Noch sind die entsprechenden Preisverhandlungen nicht abgeschlossen. Nordisk und alle anderen Anbieter solcher Medikamente können sich dabei auf die «Expertise» der Avenir Suisse stützen. Danach «darf der Preis für ein Medikament, das langwierige Behandlungen erspart, einerseits den Wert dieser Einsparungen spiegeln, soll sich anderseits am finanziellen ‹Wert› geretteter Lebensjahre bei guter Gesundheit orientieren.» Die Experten der Avenir Suisse denken offenbar gar nicht daran, dass sich in einer Marktwirtschaft der Preis eigentlich an den Kosten orientieren sollte, und nicht am (finanziellen) Nutzen einer reichen Oberschicht.

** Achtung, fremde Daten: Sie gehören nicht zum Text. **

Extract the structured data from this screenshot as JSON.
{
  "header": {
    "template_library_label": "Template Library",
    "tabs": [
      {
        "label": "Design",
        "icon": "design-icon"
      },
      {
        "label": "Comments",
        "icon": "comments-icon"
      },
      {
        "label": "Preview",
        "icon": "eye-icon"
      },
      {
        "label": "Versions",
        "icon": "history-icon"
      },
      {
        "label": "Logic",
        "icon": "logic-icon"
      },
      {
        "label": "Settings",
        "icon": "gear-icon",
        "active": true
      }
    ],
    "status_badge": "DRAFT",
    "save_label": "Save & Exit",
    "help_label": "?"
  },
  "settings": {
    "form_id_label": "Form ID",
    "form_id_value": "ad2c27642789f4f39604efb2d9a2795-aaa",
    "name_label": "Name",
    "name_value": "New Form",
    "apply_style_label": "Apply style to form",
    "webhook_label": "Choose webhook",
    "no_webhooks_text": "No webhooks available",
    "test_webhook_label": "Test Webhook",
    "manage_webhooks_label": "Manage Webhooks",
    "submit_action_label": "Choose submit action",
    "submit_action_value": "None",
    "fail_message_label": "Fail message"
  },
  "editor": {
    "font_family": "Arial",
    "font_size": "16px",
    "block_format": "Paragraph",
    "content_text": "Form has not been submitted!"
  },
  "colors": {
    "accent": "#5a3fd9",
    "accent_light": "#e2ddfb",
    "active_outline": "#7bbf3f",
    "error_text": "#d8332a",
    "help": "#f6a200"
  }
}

Die Avenir Suisse vertritt die Interessen der Wirtschaft. Ihre Argumente berücksichtigen die vor den Multis geschaffenen Fakten. Die Pharma-Industrie kann in der Tat mit der Verlagerung von Jobs drohen, wenn die Schweiz für sie nicht mehr attraktiv ist. Deswegen bräuchten wir auch Thinktanks, die auch grundsätzliche Fragen stellen: Könnten wir den Pharma- oder den Wohnungsmarkt nicht auch so organisieren, dass nicht der Nutzen (der Kaufkräftigen), sondern die (von den Löhnen der Normalverdiener abhängigen) Kosten den Preis bestimmen? Und nicht zuletzt stellt sich auch die Frage, ob wir unsere Zivilisationskrankheiten nicht auch anders bekämpfen können als mit immer teureren und keineswegs nebenwirkungsfreien Medikamenten.